Monday, December 9, 2013

Fun/Intense 90s movies


1. Romeo + Juliet

Yep the one with Leo Dicaprio. I actually saw this movie in the theater. It wasn't the local one in Decorah, IA either. We must have been on vacation, maybe in Chicago or California. I remember my older brother had tears in his eyes as we were walking out after the movie was over. He was always more sensitive than me. I remember when our dog died he cried too but I didn't. I feel things, I'm just so internal, so introverted, intense. I'd be more likely not to cry but to go home and write about it. My dad was a teacher and we always had Macintosh computers, even those early ones with the floppy disks.
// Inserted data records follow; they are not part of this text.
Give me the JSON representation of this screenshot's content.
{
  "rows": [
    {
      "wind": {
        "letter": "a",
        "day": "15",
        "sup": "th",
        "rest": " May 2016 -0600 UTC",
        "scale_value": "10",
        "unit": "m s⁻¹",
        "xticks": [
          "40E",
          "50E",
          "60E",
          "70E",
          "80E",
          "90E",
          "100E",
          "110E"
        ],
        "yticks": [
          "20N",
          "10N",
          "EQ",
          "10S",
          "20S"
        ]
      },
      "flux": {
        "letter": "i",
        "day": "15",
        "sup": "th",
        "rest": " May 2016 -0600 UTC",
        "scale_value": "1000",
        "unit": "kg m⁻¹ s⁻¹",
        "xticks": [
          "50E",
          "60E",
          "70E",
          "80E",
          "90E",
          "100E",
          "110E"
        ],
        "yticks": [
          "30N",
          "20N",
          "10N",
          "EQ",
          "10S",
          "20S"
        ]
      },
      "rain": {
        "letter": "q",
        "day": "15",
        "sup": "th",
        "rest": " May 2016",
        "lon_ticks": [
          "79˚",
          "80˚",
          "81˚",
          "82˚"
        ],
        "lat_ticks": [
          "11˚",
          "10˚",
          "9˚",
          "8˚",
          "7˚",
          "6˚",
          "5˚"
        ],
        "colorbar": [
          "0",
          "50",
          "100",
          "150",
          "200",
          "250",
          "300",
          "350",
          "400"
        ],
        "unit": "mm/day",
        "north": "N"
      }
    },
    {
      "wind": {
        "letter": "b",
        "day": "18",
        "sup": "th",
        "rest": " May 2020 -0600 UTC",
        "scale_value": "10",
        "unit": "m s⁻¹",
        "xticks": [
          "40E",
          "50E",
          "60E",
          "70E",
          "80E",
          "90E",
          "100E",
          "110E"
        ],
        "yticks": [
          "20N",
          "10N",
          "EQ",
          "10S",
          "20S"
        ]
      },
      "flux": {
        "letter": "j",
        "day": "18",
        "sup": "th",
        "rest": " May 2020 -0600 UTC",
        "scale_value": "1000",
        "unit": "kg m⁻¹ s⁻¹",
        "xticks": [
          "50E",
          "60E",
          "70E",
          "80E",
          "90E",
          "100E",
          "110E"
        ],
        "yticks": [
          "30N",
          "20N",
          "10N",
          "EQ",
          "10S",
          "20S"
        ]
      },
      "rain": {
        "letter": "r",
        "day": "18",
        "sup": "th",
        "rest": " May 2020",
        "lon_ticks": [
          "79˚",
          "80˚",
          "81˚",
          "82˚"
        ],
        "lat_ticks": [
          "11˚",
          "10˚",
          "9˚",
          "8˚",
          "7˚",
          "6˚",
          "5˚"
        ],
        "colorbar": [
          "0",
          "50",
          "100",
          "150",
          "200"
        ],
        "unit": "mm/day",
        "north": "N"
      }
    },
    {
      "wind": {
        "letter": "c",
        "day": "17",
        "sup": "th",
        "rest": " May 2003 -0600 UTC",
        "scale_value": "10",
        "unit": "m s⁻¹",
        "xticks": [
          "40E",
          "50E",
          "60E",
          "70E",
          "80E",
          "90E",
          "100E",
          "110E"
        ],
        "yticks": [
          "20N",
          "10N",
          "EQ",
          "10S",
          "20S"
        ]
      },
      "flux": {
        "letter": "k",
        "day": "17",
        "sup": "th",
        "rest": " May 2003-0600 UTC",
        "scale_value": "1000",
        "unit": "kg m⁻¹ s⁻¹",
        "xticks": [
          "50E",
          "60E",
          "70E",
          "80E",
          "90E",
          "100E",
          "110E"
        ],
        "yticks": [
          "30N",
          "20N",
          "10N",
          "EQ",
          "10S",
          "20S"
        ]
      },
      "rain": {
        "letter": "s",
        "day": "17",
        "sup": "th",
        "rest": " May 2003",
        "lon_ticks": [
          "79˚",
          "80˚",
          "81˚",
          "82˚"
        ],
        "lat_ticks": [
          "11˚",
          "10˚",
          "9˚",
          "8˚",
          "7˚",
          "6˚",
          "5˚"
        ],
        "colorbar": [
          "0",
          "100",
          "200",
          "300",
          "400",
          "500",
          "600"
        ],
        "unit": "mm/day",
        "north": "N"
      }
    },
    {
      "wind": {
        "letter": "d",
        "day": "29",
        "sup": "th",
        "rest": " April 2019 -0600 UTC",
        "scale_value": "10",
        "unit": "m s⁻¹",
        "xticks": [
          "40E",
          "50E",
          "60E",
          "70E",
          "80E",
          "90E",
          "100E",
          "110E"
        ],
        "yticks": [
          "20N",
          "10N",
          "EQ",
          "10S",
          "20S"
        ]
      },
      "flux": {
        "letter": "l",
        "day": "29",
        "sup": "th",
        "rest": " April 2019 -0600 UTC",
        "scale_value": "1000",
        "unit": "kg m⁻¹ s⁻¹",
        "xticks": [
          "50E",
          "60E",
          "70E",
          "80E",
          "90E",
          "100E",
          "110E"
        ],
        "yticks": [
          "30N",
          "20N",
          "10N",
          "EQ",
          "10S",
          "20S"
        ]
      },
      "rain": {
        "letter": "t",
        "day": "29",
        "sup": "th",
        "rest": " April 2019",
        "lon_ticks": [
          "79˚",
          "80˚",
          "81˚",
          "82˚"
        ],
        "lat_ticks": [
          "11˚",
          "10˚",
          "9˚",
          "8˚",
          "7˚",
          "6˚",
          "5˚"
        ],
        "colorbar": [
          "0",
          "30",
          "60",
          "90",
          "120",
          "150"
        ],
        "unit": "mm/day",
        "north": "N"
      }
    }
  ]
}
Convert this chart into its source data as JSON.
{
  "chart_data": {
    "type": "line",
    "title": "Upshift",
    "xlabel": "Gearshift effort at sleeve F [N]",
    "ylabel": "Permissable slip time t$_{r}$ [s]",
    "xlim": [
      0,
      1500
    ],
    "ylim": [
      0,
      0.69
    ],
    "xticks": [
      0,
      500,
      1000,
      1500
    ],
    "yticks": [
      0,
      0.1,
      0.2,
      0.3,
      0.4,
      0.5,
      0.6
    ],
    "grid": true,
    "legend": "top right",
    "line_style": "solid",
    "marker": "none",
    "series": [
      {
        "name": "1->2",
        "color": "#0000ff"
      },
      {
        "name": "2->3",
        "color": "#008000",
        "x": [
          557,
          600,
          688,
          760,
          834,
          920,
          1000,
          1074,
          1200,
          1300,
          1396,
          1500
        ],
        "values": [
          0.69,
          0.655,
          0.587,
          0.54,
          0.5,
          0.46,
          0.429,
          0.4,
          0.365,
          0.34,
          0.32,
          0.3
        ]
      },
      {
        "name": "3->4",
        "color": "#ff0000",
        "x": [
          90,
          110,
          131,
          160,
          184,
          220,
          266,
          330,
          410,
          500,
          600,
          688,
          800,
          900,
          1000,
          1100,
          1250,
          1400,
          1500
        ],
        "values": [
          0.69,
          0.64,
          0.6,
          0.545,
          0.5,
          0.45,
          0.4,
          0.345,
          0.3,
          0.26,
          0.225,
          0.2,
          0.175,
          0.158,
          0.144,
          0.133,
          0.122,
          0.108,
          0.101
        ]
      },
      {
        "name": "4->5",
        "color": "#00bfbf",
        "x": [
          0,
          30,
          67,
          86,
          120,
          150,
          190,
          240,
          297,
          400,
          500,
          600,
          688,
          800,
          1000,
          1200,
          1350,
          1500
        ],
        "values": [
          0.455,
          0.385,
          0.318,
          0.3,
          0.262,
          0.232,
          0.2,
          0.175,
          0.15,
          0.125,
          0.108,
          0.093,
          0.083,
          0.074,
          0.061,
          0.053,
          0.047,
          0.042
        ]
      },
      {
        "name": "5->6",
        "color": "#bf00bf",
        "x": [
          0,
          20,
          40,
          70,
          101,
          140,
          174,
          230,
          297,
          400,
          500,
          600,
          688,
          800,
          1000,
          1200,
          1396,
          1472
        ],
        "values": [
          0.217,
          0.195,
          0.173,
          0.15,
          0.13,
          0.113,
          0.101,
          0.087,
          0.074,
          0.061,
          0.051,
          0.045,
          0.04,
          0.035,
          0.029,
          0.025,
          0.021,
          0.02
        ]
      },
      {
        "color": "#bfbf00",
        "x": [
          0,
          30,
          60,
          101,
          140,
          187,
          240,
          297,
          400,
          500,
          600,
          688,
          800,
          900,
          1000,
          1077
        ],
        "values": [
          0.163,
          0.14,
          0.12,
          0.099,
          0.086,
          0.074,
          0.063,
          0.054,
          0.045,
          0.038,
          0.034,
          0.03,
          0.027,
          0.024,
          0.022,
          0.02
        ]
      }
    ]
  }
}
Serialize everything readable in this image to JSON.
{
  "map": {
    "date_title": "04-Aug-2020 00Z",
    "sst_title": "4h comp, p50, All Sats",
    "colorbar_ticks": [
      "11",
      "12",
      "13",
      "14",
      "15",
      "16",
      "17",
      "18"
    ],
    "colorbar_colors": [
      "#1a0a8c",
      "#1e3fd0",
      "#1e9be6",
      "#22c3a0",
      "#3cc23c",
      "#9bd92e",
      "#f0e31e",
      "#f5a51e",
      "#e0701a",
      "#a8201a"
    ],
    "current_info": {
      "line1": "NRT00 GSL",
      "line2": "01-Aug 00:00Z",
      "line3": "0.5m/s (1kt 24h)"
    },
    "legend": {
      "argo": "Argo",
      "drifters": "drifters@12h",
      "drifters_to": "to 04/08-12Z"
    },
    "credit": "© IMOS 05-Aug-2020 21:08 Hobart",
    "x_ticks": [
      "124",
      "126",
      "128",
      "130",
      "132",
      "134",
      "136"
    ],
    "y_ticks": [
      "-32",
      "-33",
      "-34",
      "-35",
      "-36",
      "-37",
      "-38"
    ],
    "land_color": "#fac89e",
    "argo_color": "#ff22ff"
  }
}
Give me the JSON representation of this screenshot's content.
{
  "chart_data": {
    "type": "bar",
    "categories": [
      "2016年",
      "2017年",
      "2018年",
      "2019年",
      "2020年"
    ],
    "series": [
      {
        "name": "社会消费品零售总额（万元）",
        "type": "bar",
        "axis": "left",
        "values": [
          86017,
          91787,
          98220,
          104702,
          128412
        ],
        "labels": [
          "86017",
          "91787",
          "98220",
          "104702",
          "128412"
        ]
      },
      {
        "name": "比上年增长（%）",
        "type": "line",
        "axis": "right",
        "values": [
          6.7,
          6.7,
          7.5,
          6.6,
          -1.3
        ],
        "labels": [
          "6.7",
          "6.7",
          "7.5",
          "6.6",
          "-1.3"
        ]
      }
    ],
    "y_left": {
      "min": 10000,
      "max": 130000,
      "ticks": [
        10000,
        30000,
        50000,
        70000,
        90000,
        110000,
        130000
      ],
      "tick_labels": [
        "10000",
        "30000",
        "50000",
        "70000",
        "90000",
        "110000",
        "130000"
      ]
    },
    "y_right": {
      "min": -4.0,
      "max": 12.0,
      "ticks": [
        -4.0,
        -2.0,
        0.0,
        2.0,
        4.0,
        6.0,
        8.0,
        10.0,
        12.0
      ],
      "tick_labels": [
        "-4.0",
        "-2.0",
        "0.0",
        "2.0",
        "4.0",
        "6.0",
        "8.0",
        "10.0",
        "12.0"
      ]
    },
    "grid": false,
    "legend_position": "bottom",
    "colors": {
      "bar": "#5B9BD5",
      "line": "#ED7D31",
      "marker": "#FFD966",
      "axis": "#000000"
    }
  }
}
I remember admiring a young girl from town and writing about it on that computer, a journal of sorts, of course my older brother found it, read it, and made fun of me, once again the extrovert. Anybody remember the game Spectre? How about Myst? Lemmings? Those were some good times.

2. The Fifth Element

Yep, Bruce Willis and Milla Jovovich, "Corban Dallas" and "Li Lu", he had blonde hair and she had orange hair. That movie was rad and I'm not one to say rad, it's just what come to mind.

3. Hackers

Mess with the best, die like the rest. Yep, Angelina Jolie, those juicy lips, damn. The soundtrack to this movie was down right jawsome. That's a word I got from my dad, I think it's a combination of jaw dropping and awesome, jawsome. Hackers made you want to drink Jolt cola and stay up all night, and we did. I remember buying Jolt cola in Protovin, IA. Remember Crystal Clear Pepsi?

Those 3 movies kick ass

90s kicked ass. I don't know what happened. Clinton got out of the White House, Bush took over, War in the Middle East, Meth, Adderal, Slipknot, Economic downturn, recession, 9-11, long hair wasn't cool anymore. It's like the 90s was the 70s sort of, and the 2000s were the 80s. Hopefully the good times come back around again.

Wednesday, December 4, 2013

True Blue



Early December

The day was like night

Her eyes piercing

They cut me deep

and it felt good to feel

That snow white afternoon

A glimpse of perfection

True Blue was the color of her eyes.